Interestingly, Etsy also says that the team at Blackbird will be joining the company and that long term, “we believe there may be opportunities to deploy Blackbird’s Artificial Intelligence technology in areas beyond search that will help strengthen our markets and seller services platform.”
IBM. IBM of course is deeply involved in AI partnerships and acquisitions that can harness the power of its Watson machine learning applications. IBM’s January 2016 acquisition of The Weather Company provides a good example of how AI applications can augment human expertise to enhance services.
The Weather Company has recently announced the release of new AI based service, designed to help the airline industry better predict the effects of weather systems on individual flights. Services can be tailored to an airline’s business models to provide details of revised crew scheduling, fueling plans, and runway configurations following flight changes based on detailed weather predictions. Mary Glackin, senior vice president of public-private partnerships at Weather Company, is quoted at the Wall Street Journal as saying that the goal of the new service is to “tie the probabilities to business outcomes.”
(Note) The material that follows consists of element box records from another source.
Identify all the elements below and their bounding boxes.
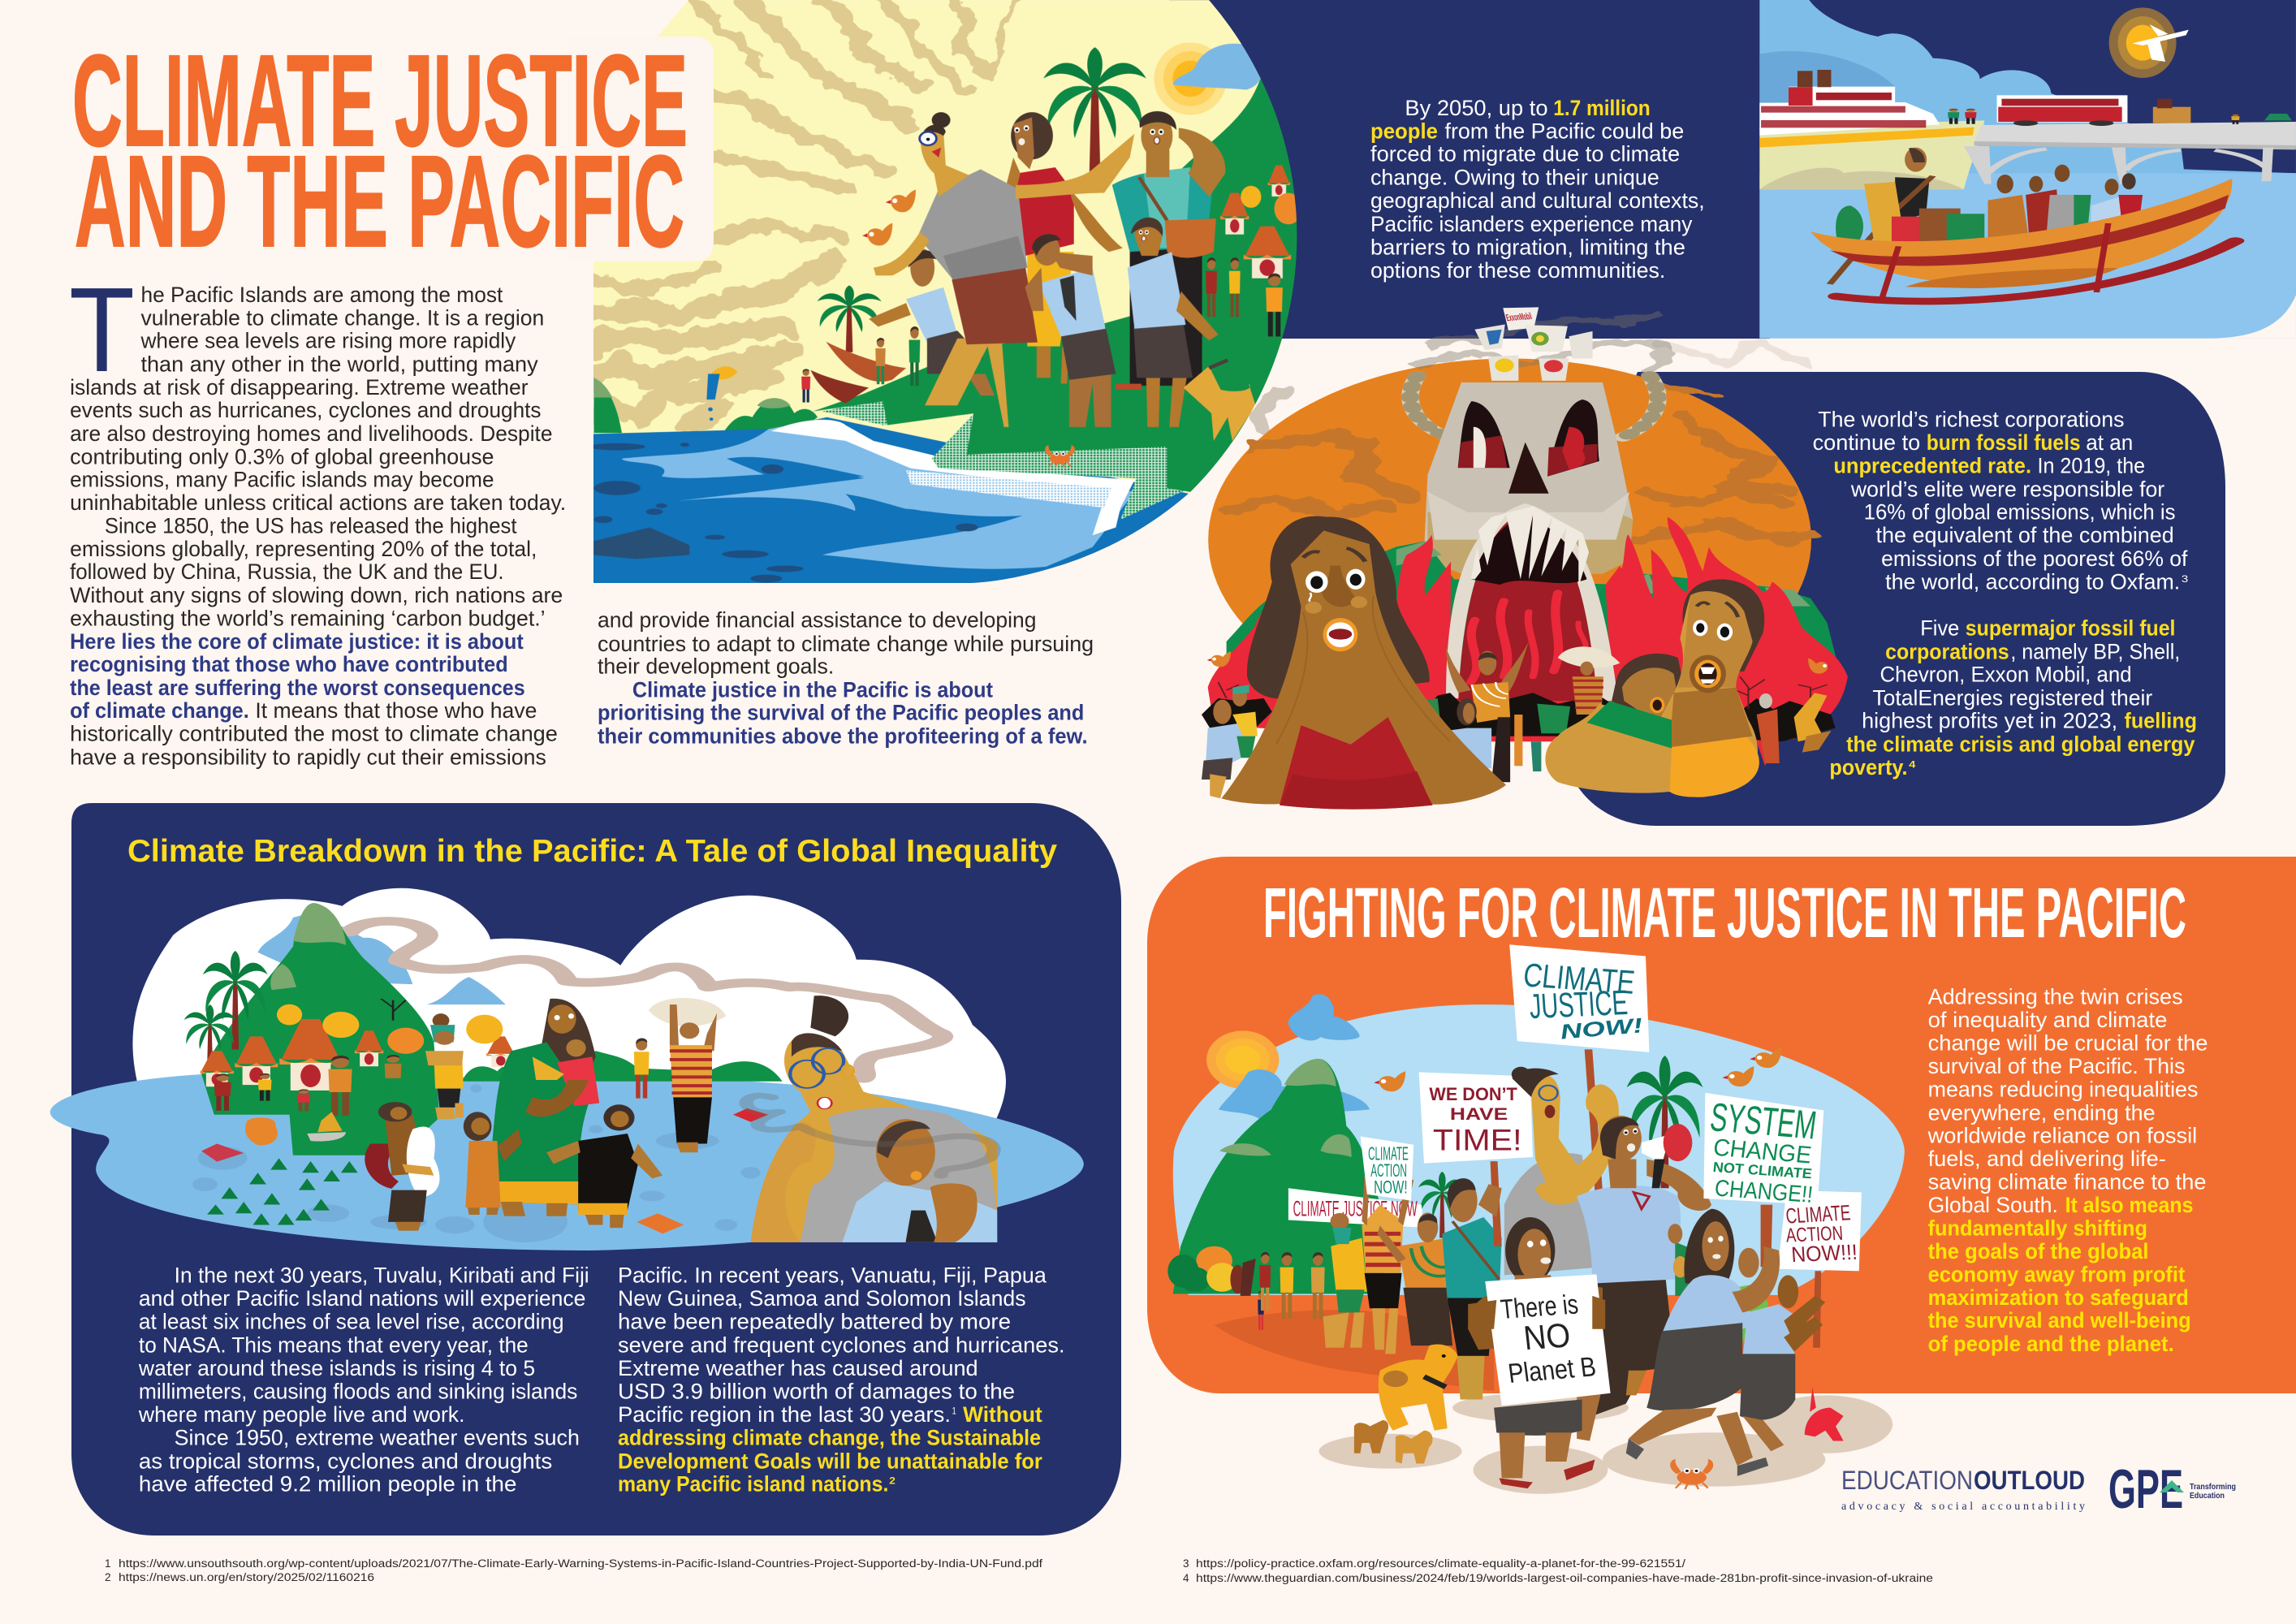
footnotes left: 2 <box>105 1571 111 1583</box>
text: forced to migrate due to climate <box>1370 142 1680 166</box>
person far in red trousers <box>634 1039 650 1099</box>
crab <box>1045 445 1075 467</box>
green island <box>814 316 1277 492</box>
closing text: It also means <box>2065 1193 2193 1217</box>
intro text column 1: events such as hurricanes, cyclones and droughts <box>70 398 542 422</box>
text: have affected 9.2 million people in the <box>139 1471 516 1496</box>
illustration: protest march <box>1167 944 1905 1494</box>
sign: climate action now small <box>1361 1136 1413 1201</box>
dog and pups <box>1354 1345 1457 1464</box>
kid with no planet B sign <box>1468 1217 1611 1488</box>
corporations text: at an <box>2086 430 2133 455</box>
intro text column 2: and provide financial assistance to developing <box>598 607 1036 633</box>
corporations text: corporations <box>1885 639 2009 663</box>
green hills <box>1227 542 1840 676</box>
climate breakdown text column 1 <box>138 1263 589 1496</box>
banner: climate justice <box>1288 1188 1424 1228</box>
footnotes right: https://policy-practice.oxfam.org/resources/climate-equality-a-planet-for-the-99-621551/ <box>1196 1557 1685 1570</box>
panel: migration navy band <box>1169 0 1770 339</box>
cream ground shadows <box>1319 1393 1892 1494</box>
sign: we don't have time <box>1419 1072 1533 1164</box>
illustration: protest march: CLIMATE JUSTICE NOW <box>1293 1197 1418 1221</box>
central woman with megaphone <box>1577 1116 1711 1440</box>
girl in blue shirt <box>1128 218 1219 427</box>
sea rocks and debris <box>589 443 978 582</box>
intro text column 1: the least are suffering the worst consequences <box>70 676 525 700</box>
villagers <box>1206 257 1283 336</box>
large crying woman <box>1221 516 1506 810</box>
man with teal shirt and bag <box>1112 111 1225 390</box>
man in yellow carrying child <box>1323 1213 1367 1348</box>
text: change. Owing to their unique <box>1370 166 1659 190</box>
footnotes left <box>105 1557 1042 1583</box>
illustration: boat, ship and bridge migration scene <box>1759 0 2296 339</box>
water <box>50 1073 1084 1250</box>
silhouette crowd <box>1202 693 1836 741</box>
intro text column 1: uninhabitable unless critical actions are taken today. <box>70 490 566 515</box>
footnotes right <box>1183 1557 1933 1584</box>
illustration: skull monster, fossil-fuel scene upper part <box>1208 307 1811 721</box>
pig and bowl <box>245 1112 346 1146</box>
intro text column 1: than any other in the world, putting many <box>140 352 538 376</box>
closing text: the goals of the global <box>1928 1239 2149 1263</box>
text: as tropical storms, cyclones and droughts <box>139 1449 552 1473</box>
text: Pacific islanders experience many <box>1370 212 1692 236</box>
island trees <box>277 999 503 1054</box>
far tree line <box>462 1051 783 1082</box>
text: Extreme weather has caused around <box>618 1356 978 1380</box>
woman in stripes arms up <box>1362 1176 1413 1354</box>
girl in blue at right edge <box>1740 1275 1825 1451</box>
sign: system change: CHANGE <box>1711 1134 1813 1169</box>
side crowd right <box>1668 1224 1768 1345</box>
text: millimeters, causing floods and sinking islands <box>139 1379 577 1403</box>
title card <box>568 37 714 261</box>
intro text column 1: historically contributed the most to climate change <box>70 722 558 746</box>
intro text column 1: recognising that those who have contributed <box>70 652 508 676</box>
text: and other Pacific Island nations will experience <box>139 1286 585 1311</box>
intro text column 1: It means that those who have <box>255 698 537 723</box>
orange ground shade <box>1215 1310 1494 1391</box>
logo: GPE: GPE <box>2108 1458 2183 1520</box>
intro text column 1: are also destroying homes and livelihoods. Despite <box>70 421 553 446</box>
kid with no planet B sign: Planet B <box>1506 1352 1598 1389</box>
left small family <box>1202 685 1258 798</box>
man in teal with stick <box>1442 1161 1502 1399</box>
rice seedlings <box>207 1158 358 1225</box>
intro text column 1: of climate change. <box>70 698 249 723</box>
cargo and passengers <box>1836 165 2143 246</box>
birds <box>862 190 916 245</box>
closing text <box>1927 985 2208 1356</box>
sign: climate justice now: CLIMATE <box>1521 956 1637 1001</box>
inside of mouth <box>1458 512 1597 701</box>
intro text column 1: have a responsibility to rapidly cut their emissions <box>70 745 546 769</box>
sign: climate action now: CLIMATE <box>1785 1201 1852 1229</box>
skull head <box>1424 382 1633 574</box>
text: fuelling <box>2124 708 2197 732</box>
fire in mouth <box>1471 593 1586 682</box>
girl in orange dress <box>464 1112 522 1215</box>
intro text column 1: emissions, many Pacific islands may become <box>70 468 494 492</box>
intro text column 1: islands at risk of disappearing. Extreme weather <box>70 375 529 400</box>
trees at foot of mountain <box>1167 1246 1245 1294</box>
palm trees <box>184 951 268 1069</box>
closing text: fuels, and delivering life- <box>1928 1147 2166 1171</box>
corporations text: continue to <box>1813 430 1920 455</box>
climate breakdown text column 2: Pacific region in the last 30 years. <box>618 1402 951 1427</box>
clouds behind mountain <box>258 912 506 1004</box>
footnotes right: 4 <box>1183 1572 1189 1584</box>
small girl and others in the crowd <box>1417 693 1832 771</box>
intro text column 1 <box>70 283 566 769</box>
grey smoke from chimneys <box>1421 314 1664 372</box>
corporations text: Five <box>1920 615 1959 640</box>
crab <box>1670 1459 1713 1489</box>
migration text <box>1370 96 1705 283</box>
migration text: By 2050, up to <box>1405 96 1548 120</box>
title: CLIMATE JUSTICE <box>72 28 688 173</box>
water ripples <box>192 1085 761 1242</box>
logo: Education Out Loud <box>1841 1466 2085 1513</box>
man carrying sack <box>1558 646 1620 715</box>
floating books <box>201 1108 768 1233</box>
man with child on shoulders <box>425 1013 464 1119</box>
text: water around these islands is rising 4 to 5 <box>138 1356 535 1380</box>
cloud <box>1172 44 1261 90</box>
plane <box>2132 24 2189 62</box>
drifting smoke around the skull <box>1242 341 1810 528</box>
sign: we don't have time: WE DON’T <box>1429 1085 1517 1104</box>
intro text column 1: followed by China, Russia, the UK and the EU. <box>70 559 504 584</box>
closing text: Global South. <box>1928 1193 2058 1217</box>
sign: climate action now: NOW!!! <box>1790 1241 1858 1267</box>
closing text: fundamentally shifting <box>1928 1216 2147 1240</box>
footnotes right: https://www.theguardian.com/business/2024/feb/19/worlds-largest-oil-companies-have-made-281bn-profit-since-invasion-of-ukraine <box>1196 1572 1933 1584</box>
bus <box>1997 95 2127 126</box>
intro text column 2 <box>598 607 1094 748</box>
blue-white textured foam edge <box>906 470 1111 508</box>
closing text: worldwide reliance on fossil <box>1927 1124 2197 1147</box>
text: from the Pacific could be <box>1444 119 1684 144</box>
intro text column 1: contributing only 0.3% of global greenhouse <box>70 444 494 469</box>
boats <box>810 342 906 404</box>
dead trees <box>1218 676 1827 709</box>
closing text: survival of the Pacific. This <box>1928 1054 2185 1078</box>
closing text: maximization to safeguard <box>1928 1285 2189 1310</box>
title: AND THE PACIFIC <box>75 128 684 274</box>
panel: fighting for climate justice <box>1147 857 2296 1393</box>
closing text: Addressing the twin crises <box>1928 985 2183 1009</box>
sign: we don't have time: TIME! <box>1433 1123 1522 1156</box>
closing text: everywhere, ending the <box>1928 1100 2156 1125</box>
rower <box>1830 148 1933 284</box>
outrigger <box>1836 223 2235 301</box>
text: geographical and cultural contexts, <box>1370 188 1705 213</box>
closing text: of inequality and climate <box>1928 1008 2167 1032</box>
orange planet <box>1208 359 1811 721</box>
white foam <box>771 420 1134 535</box>
big woman with glasses and cigarette smoke <box>751 996 997 1242</box>
woman with arms raised <box>1446 641 1529 782</box>
corporations text: poverty. <box>1829 755 1908 780</box>
illustration: flooded island and fossil elites <box>50 888 1084 1250</box>
text: Without <box>963 1402 1042 1427</box>
darker smoke on planet <box>1226 382 1811 540</box>
intro text column 1: vulnerable to climate change. It is a region <box>140 306 544 330</box>
heading: climate breakdown: Climate Breakdown in the Pacific: A Tale of Global Inequality <box>127 834 1057 869</box>
palm tree big <box>1043 47 1146 177</box>
sky behind clouds <box>1809 0 2296 124</box>
kid with no planet B sign: There is <box>1499 1289 1580 1325</box>
birds <box>1207 651 1832 674</box>
small figures at shore <box>801 326 920 403</box>
sign: system change <box>1703 1093 1823 1267</box>
fish leaping <box>706 366 737 421</box>
drop cap: T <box>69 263 135 397</box>
ship <box>1759 70 1984 189</box>
man with tie covering face <box>1025 234 1116 427</box>
intro text column 2: Climate justice in the Pacific is about <box>632 677 993 702</box>
illustration: protest march: CLIMATE <box>1368 1142 1409 1164</box>
palms <box>1418 1056 1703 1237</box>
climate breakdown text column 2: many Pacific island nations. <box>618 1471 888 1496</box>
sun <box>1154 42 1227 115</box>
back woman in red and yellow <box>1004 112 1123 384</box>
kid on left pointing <box>869 248 995 395</box>
footnotes left: 1 <box>105 1557 111 1570</box>
intro text column 1: emissions globally, representing 20% of the total, <box>70 537 537 561</box>
teeth <box>1478 506 1589 587</box>
woman in grey with outstretched arm <box>874 112 1134 427</box>
logo: GPE: Education <box>2190 1492 2225 1501</box>
logo: Education Out Loud: advocacy & social accountability <box>1841 1501 2085 1513</box>
text: barriers to migration, limiting the <box>1370 235 1685 260</box>
car <box>2153 99 2292 123</box>
flames <box>1208 517 1848 766</box>
island huts <box>201 1019 515 1091</box>
text: Since 1950, extreme weather events such <box>175 1425 580 1449</box>
closing text: means reducing inequalities <box>1928 1078 2198 1101</box>
text: severe and frequent cyclones and hurricanes. <box>618 1332 1065 1357</box>
woman with tyre and dog <box>365 1102 439 1231</box>
man holding another person <box>1545 579 1764 797</box>
text: to NASA. This means that every year, the <box>139 1332 529 1357</box>
grey smoke over figures <box>746 1095 994 1176</box>
birds <box>1374 1047 1781 1091</box>
pale blue sky <box>1173 1004 1905 1295</box>
bridge <box>1964 122 2296 184</box>
illustration: fire, crowd and frightened people, lower part <box>1202 503 1848 810</box>
sea <box>585 417 1200 590</box>
footnotes left: https://www.unsouthsouth.org/wp-content/uploads/2021/07/The-Climate-Early-Warning-Systems-in-Pacific-Island-Countries-Project-Supported-by-India-UN-Fund.pdf <box>119 1557 1042 1570</box>
corporations text: 4 <box>1909 759 1916 770</box>
sign: system change: NOT CLIMATE <box>1712 1160 1813 1182</box>
text: Development Goals will be unattainable for <box>618 1449 1042 1473</box>
text: Pacific. In recent years, Vanuatu, Fiji, Papua <box>618 1263 1047 1287</box>
closing text: of people and the planet. <box>1928 1332 2174 1356</box>
cat <box>1805 1387 1844 1440</box>
panel: corporations navy <box>1569 372 2225 826</box>
flags: ExxonMobil <box>1504 310 1533 323</box>
checker shore band <box>822 398 1185 520</box>
text: have been repeatedly battered by more <box>618 1309 1011 1333</box>
smoke bands in sky <box>593 0 1018 425</box>
white cloud sky <box>132 888 1006 1144</box>
corporations text: In 2019, the <box>2038 453 2145 477</box>
sign: climate action now small: NOW! <box>1374 1177 1408 1198</box>
tall woman with glasses holding pole <box>1504 1049 1619 1275</box>
kid with no planet B sign: NO <box>1521 1316 1573 1358</box>
sign: climate justice now: NOW! <box>1559 1014 1645 1044</box>
logo: Education Out Loud: EDUCATION <box>1841 1466 1973 1495</box>
closing text: change will be crucial for the <box>1928 1031 2208 1055</box>
text: In the next 30 years, Tuvalu, Kiribati and Fiji <box>175 1263 589 1287</box>
migration text: people <box>1370 119 1438 144</box>
corporations text: burn fossil fuels <box>1927 430 2081 455</box>
woman in green with child <box>483 999 599 1216</box>
footnotes left: https://news.un.org/en/story/2025/02/1160216 <box>119 1571 374 1583</box>
man with sack, striped shirt <box>649 998 726 1152</box>
intro text column 1: Here lies the core of climate justice: it is about <box>70 629 524 654</box>
sign: climate justice now <box>1509 944 1649 1052</box>
intro text column 1: exhausting the world’s remaining ‘carbon budget.’ <box>70 606 546 630</box>
corporations text: 3 <box>2182 573 2188 585</box>
woman with necklace <box>1378 1212 1452 1345</box>
migration text: 1.7 million <box>1553 96 1651 120</box>
horns <box>1410 376 1658 437</box>
mountains <box>1173 1059 1385 1294</box>
title <box>72 28 688 274</box>
intro text column 2: their communities above the profiteering of a few. <box>598 723 1088 748</box>
text: USD 3.9 billion worth of damages to the <box>618 1379 1015 1403</box>
distant hills and green right slope <box>593 78 1297 434</box>
intro text column 2: their development goals. <box>598 654 834 679</box>
flags <box>1474 307 1593 381</box>
sign: climate action now <box>1778 1190 1862 1348</box>
villagers <box>214 1055 401 1116</box>
sign: climate action now: ACTION <box>1785 1222 1844 1246</box>
woman with long hair marching <box>1626 1209 1780 1476</box>
climate breakdown text column 2: 2 <box>889 1475 896 1486</box>
climate breakdown text column 2 <box>618 1263 1065 1496</box>
closing text: economy away from profit <box>1928 1262 2186 1286</box>
girl in black dress <box>546 1104 662 1228</box>
illustration: people fleeing rising sea, circular scene <box>585 0 1330 598</box>
sign: system change: SYSTEM <box>1707 1095 1819 1147</box>
sign: system change: CHANGE!! <box>1713 1175 1815 1207</box>
closing text: saving climate finance to the <box>1928 1170 2206 1194</box>
corporations text <box>1813 407 2197 780</box>
smoke trail <box>349 921 943 1078</box>
logo: Education Out Loud: OUTLOUD <box>1974 1466 2085 1495</box>
sign: climate justice now: JUSTICE <box>1528 983 1629 1026</box>
sun <box>1206 1030 1279 1089</box>
green mountain island <box>201 903 439 1155</box>
hull <box>1810 179 2232 288</box>
mouth pillar arch <box>1446 503 1618 701</box>
clouds <box>1219 994 1370 1120</box>
intro text column 2: prioritising the survival of the Pacific peoples and <box>598 700 1084 725</box>
panel: climate breakdown <box>71 803 1121 1535</box>
text: at least six inches of sea level rise, according <box>139 1309 564 1333</box>
intro text column 1: Since 1850, the US has released the highest <box>105 513 517 538</box>
goat <box>1184 361 1256 441</box>
intro text column 1: where sea levels are rising more rapidly <box>140 329 516 353</box>
village huts <box>1220 166 1302 279</box>
corporations text: unprecedented rate. <box>1833 453 2031 477</box>
text: New Guinea, Samoa and Solomon Islands <box>618 1286 1026 1311</box>
intro text column 1: he Pacific Islands are among the most <box>140 283 503 307</box>
logo: GPE: Transforming <box>2190 1483 2236 1492</box>
illustration: protest march: ACTION <box>1370 1161 1407 1181</box>
sign: we don't have time: HAVE <box>1450 1105 1508 1124</box>
text: options for these communities. <box>1370 258 1665 283</box>
sun <box>2109 7 2177 78</box>
palm tree small <box>817 285 882 352</box>
text: addressing climate change, the Sustainable <box>618 1425 1041 1449</box>
back crowd <box>1241 1252 1325 1330</box>
climate breakdown text column 2: 1 <box>952 1406 956 1416</box>
footnotes right: 3 <box>1183 1557 1189 1570</box>
closing text: the survival and well-being <box>1928 1308 2191 1332</box>
man in shirt with tie blowing smoke <box>842 1119 997 1242</box>
intro text column 2: countries to adapt to climate change while pursuing <box>598 631 1094 656</box>
climate breakdown text column 1: where many people live and work. <box>138 1402 464 1427</box>
intro text column 1: Without any signs of slowing down, rich nations are <box>70 583 563 607</box>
A further example of how IBM is leveraging partnerships to promote AI advances, again involving The Weather Company, marks the rollout of the first use of Watson for advertising. Unilever and GSK, together with The Weather Company are reported to have partnered with IBM to provide contextual and relevant responses to questions from consumers.
The company gave an example of how the system might respond to the question what can I make for dinner tonight? “Based on its machine learning and reasoning ability from the data it has ingested, Watson can sort through ingredient and flavor profiles to make recommendations based on the weather, time of day, location and even ingredients users have on hand – all surfaced via dynamic ads.”
It’s an early taste of how AI might radically change the face of marketing and advertising and two of many examples of how IBM is all in on AI and working to leverage Watson.
The AI Acquisition Race
According to the most recent report from market intelligence company CB Insights, a race is developing among the corporate giants to snap up private AI companies. Nearly 140 companies working on AI technology have been acquired since 2011, more than 40 of those in 2016 alone. M&A activity in the AI space increased sevenfold between 2011 and 2015, with most startups being acquired within 4 years of initial funding.
There won’t be any shortage of AI innovations for the foreseeable future and smart tech companies are constantly on the lookout for potential acquisition targets.
AI is definitely a “big boy” game, and not just any company has the capital for some of these investments. That can ultimately lead to consolidation of technology (and power) in the hands of a few, but is that good for the AI industry—or the consumer? I am less of fan of gigantic monopolies and more free market innovation. Writing at Tech Crunch Vinod lyengar, director of product marketing at open source machine learning company H2O.ai, shares my thoughts in this regard, saying that rapid consolidation might lead to a monopoly that hurts everyone, apart from the parties involved. As lyengar points out you just need to look at the telecoms market to see how it might work out.
We are at the beginning stages of this rapid technological revolution, so buckle up. These are just a few of the players in the AI space and there are many changes, much innovation, and exciting times ahead.